Two months later, he’s diagnosed with an inoperable brain tumor and given two months to live. What doctors call “a tumor” and Joe calls “a demon,” Troy calls “a memory,” specifically of what really happened on the night Joe’s mother was murdered. In order to bring the repressed memory to light, Troy, desperate to save Joe, decides to treat the tumor as Joe sees it and exorcise the demon. What they discover is a truth much darker than they ever imagined. This is kind of a tease in that you're not telling the reader / agent what is actually going on. This is reading more like what the back matter of a novel would have to entice a reader. For a query letter, you need to let the agent know what makes this book different, what makes it stand out, what is unique here.
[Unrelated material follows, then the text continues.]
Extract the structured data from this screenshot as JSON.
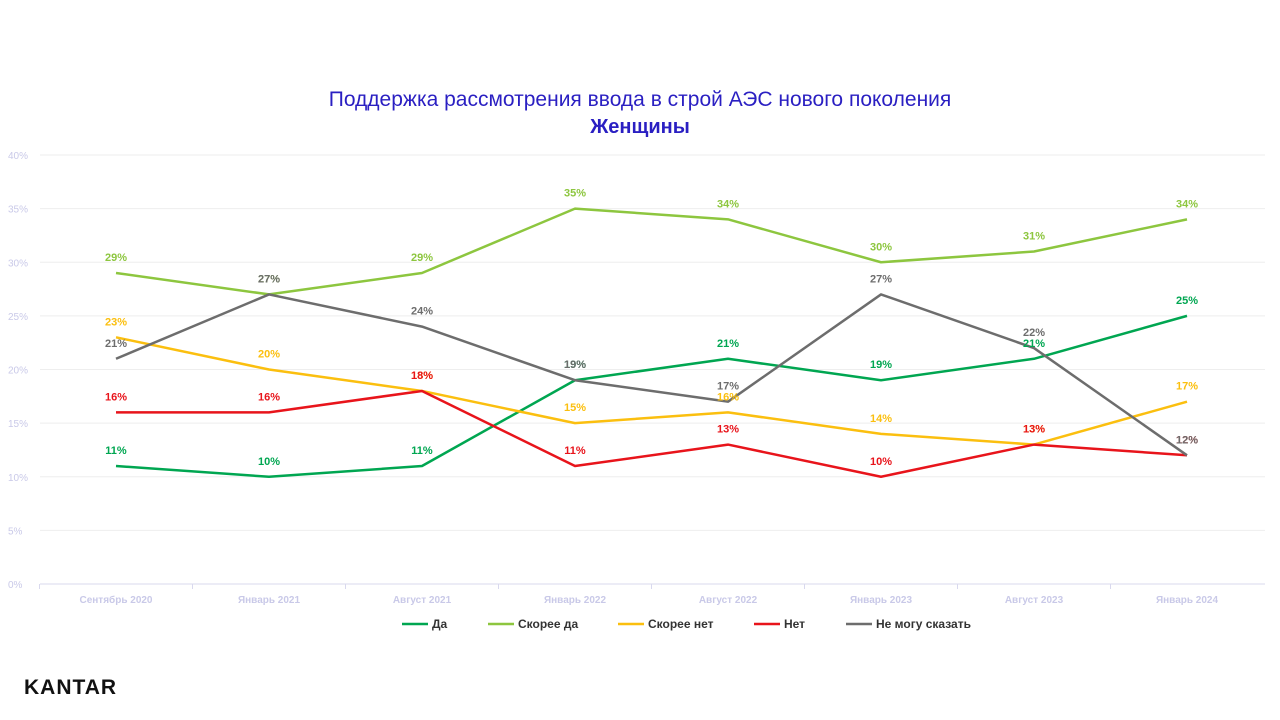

If the "truth is much darker than they ever imagined," say what that is so that the agent knows whether this is worth their time as a read or not.
I’m an American writer, playwright, ESL teacher, editor, and copywriter with a BA in English. I’ve spent more than forty years working professionally with children and adolescents, twelve as a counselor and supervisor in psychiatric facilities treating severely emotionally disturbed children and adolescents, many of whom were suicidal or had self-injurious behaviors. Great bio!